Abstract
This work describes the participation of the MLLP-VRAIN research group in the shared task of the IWSLT 2026 Simultaneous Speech Translation track. Our submission utilizes the recently released Parakeet and Qwen 3.5 models to create a robust, cascaded solution for long-form SimulST through the use of adaptive "black-box" policies. We explore relaxations of these policies to achieve better quality-latency trade-offs.

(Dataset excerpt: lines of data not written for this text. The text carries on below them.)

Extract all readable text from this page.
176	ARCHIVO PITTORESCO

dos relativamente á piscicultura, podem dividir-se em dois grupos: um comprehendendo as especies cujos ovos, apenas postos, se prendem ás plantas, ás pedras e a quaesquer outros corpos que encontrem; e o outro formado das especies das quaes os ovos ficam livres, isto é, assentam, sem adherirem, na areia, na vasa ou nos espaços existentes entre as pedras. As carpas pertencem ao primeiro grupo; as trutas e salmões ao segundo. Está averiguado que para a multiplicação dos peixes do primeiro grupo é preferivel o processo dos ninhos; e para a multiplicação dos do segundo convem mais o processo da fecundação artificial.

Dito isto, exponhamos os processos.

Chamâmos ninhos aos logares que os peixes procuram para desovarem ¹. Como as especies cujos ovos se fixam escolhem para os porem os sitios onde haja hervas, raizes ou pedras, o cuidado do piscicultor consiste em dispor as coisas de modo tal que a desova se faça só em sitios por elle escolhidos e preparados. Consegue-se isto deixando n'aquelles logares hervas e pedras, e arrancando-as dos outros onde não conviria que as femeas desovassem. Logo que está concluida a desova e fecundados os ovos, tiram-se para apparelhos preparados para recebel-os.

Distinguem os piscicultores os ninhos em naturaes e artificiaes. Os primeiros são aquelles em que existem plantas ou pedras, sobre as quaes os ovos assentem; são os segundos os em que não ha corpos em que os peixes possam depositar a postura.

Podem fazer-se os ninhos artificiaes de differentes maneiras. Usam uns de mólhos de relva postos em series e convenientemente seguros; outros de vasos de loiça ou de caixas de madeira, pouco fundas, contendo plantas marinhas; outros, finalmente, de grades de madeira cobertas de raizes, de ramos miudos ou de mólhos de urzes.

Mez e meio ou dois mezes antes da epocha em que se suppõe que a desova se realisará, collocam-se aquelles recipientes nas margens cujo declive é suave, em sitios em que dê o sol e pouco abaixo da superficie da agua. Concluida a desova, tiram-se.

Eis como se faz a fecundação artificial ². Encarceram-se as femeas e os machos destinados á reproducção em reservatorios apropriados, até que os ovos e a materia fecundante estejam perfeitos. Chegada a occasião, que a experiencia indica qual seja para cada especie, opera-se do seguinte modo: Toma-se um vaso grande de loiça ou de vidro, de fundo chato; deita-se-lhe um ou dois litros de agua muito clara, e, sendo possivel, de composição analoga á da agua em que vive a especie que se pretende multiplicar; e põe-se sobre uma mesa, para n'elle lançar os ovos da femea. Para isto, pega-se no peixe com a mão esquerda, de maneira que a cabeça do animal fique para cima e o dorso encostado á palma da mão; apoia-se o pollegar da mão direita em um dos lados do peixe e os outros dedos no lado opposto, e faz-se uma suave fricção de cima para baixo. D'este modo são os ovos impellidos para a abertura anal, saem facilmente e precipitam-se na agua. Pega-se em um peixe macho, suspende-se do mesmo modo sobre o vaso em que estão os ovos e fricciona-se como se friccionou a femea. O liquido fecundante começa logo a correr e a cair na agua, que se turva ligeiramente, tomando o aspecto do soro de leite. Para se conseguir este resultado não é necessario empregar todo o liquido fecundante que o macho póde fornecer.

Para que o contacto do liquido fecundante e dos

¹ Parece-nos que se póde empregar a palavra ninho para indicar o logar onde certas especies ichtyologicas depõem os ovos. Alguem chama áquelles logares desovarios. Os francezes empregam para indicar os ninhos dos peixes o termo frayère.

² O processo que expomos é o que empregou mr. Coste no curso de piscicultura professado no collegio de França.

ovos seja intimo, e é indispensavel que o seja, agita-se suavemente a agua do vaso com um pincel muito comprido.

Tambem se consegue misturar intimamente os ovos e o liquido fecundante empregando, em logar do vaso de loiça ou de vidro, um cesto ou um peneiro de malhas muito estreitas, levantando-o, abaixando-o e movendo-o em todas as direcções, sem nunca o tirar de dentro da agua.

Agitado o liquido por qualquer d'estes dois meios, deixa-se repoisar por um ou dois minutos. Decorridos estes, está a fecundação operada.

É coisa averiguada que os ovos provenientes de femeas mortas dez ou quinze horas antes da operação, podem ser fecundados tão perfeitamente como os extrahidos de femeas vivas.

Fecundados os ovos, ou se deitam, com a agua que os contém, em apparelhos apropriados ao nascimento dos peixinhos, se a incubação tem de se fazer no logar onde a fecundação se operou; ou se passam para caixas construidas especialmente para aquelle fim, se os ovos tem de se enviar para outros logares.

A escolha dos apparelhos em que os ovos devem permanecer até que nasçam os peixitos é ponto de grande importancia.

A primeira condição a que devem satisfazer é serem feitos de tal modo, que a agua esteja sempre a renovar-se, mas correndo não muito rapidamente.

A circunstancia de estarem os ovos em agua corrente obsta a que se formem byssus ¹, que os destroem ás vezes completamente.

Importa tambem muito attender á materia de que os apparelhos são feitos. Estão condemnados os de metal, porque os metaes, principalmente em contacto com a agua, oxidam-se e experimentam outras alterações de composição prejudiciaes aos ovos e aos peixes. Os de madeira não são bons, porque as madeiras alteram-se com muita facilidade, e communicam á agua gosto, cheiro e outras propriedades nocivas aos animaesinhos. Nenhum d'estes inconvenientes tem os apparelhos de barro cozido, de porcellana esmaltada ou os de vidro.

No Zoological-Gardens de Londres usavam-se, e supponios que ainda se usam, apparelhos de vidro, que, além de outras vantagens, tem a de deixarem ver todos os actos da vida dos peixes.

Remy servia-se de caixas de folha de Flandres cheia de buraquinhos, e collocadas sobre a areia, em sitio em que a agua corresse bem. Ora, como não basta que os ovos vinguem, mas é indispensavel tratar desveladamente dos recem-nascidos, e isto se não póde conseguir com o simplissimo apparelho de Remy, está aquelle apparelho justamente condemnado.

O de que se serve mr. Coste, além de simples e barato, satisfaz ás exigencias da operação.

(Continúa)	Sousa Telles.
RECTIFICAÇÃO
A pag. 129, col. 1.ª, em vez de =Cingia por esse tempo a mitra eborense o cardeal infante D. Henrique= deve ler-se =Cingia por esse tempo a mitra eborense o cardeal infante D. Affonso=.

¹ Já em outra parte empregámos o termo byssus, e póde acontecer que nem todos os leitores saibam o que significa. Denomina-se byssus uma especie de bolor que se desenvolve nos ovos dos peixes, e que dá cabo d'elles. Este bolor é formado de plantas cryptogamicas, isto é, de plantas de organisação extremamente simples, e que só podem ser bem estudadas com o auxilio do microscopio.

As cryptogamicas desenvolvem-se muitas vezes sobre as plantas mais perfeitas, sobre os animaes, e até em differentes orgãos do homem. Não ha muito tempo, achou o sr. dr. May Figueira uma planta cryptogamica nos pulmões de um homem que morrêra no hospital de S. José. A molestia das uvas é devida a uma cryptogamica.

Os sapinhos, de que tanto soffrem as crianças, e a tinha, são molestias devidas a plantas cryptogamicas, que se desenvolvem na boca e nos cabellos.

Compared to last year, we participate in all language directions. In addition, for the En$ ightarrow${De, It, Zh} directions, we also participate in this year's new context track employing a combination of ASR word-boosting and a RAG mechanism of offline pre-translated exemplars to guide generation and enrich our system with domain-specific context. Finally, we provide a detailed latency analysis of our system. Compared to last year, results on the MCIF En$ ightarrow$De test set show a substantial quality improvement of +5.82 XCOMET-XL. Our context track processing further improves performance by +1.03.
Blogger's Review: The MLLP-VRAIN team's innovative approach in the simultaneous speech translation task, particularly the adaptive black-box strategies and context enhancement mechanisms, demonstrates how to reduce latency while maintaining translation quality. This novel solution lays a solid foundation for future real-time translation systems and is worth following.